Michael Muhima was charged on May 14, 2021, with “offensive communication” for a tweet he posted in November 2020, parodying the police spokesperson, Fred Enanga. Muhima was jailed and denied access to his family and lawyers for five days before being released on bail.
“By prosecuting Michael Muhima for tweeting a joke, Ugandan authorities are sending a chilling message about their lack of tolerance for free speech online,” said Oryem Nyeko, Uganda researcher at Human Rights Watch. “Instead of using the threat of prosecution to control what people say, public officials should learn to tolerate criticism and scrutiny, whether serious or in jest.”
Police initially arrested Muhima on February 5, 2021, at his home in Kampala over the November 3, 2020 tweet of a picture of Enanga, captioned, “We arrested Mr. Kyagulanyi as part of our investigation into Mr. Amuriat’s missing shoes.” The tweet referred to the arrest that day of the opposition politician Robert Kyagulanyi, popularly known as Bobi Wine, following the release of another detained opposition presidential candidate, Patrick Amuriat of the Forum for Democratic Change, without his shoes.
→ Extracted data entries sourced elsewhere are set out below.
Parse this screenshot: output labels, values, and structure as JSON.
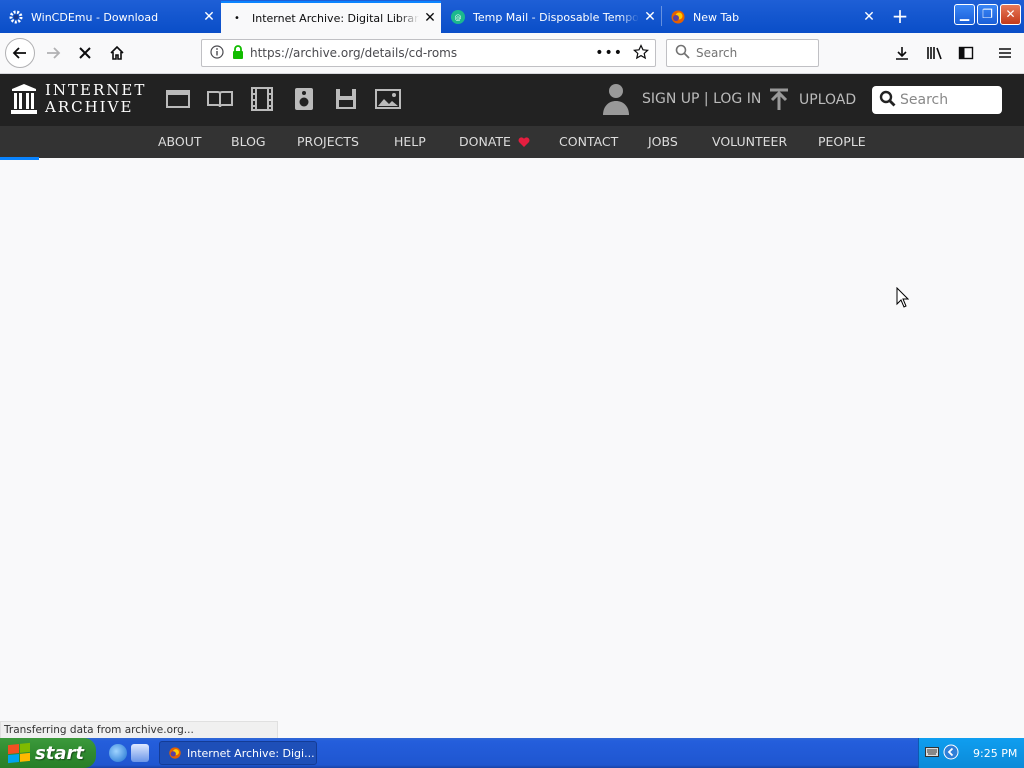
{
  "browser": {
    "tabs": [
      {
        "title": "WinCDEmu - Download",
        "active": false,
        "icon": "gear-icon"
      },
      {
        "title": "Internet Archive: Digital Library of",
        "active": true,
        "icon": "dot-icon"
      },
      {
        "title": "Temp Mail - Disposable Temporary",
        "active": false,
        "icon": "tempmail-icon"
      },
      {
        "title": "New Tab",
        "active": false,
        "icon": "firefox-icon"
      }
    ],
    "url": "https://archive.org/details/cd-roms",
    "search_placeholder": "Search",
    "status_text": "Transferring data from archive.org..."
  },
  "ia": {
    "logo_line1": "INTERNET",
    "logo_line2": "ARCHIVE",
    "signup_login": "SIGN UP | LOG IN",
    "upload": "UPLOAD",
    "search_placeholder": "Search",
    "nav": [
      "ABOUT",
      "BLOG",
      "PROJECTS",
      "HELP",
      "DONATE",
      "CONTACT",
      "JOBS",
      "VOLUNTEER",
      "PEOPLE"
    ],
    "donate_heart_color": "#e41e3f"
  },
  "taskbar": {
    "start_label": "start",
    "active_window": "Internet Archive: Digi...",
    "clock": "9:25 PM"
  },
  "colors": {
    "tabstrip": "#0a4ec8",
    "ia_header": "#222222",
    "ia_nav": "#333333",
    "accent": "#0a84ff"
  }
}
Muhima told Human Rights Watch that two armed men in civilian clothes claiming to be contractors with the national water company confiscated his phone, dragged and bundled him into a car, and drove him to the Crime Intelligence Directorate office, where he was questioned about the tweet. Later that day he was transferred to the Special Investigations Unit in Kireka, Kampala, where he was detained for five days without access to family or lawyers. He was released on police bond six days after his arrest.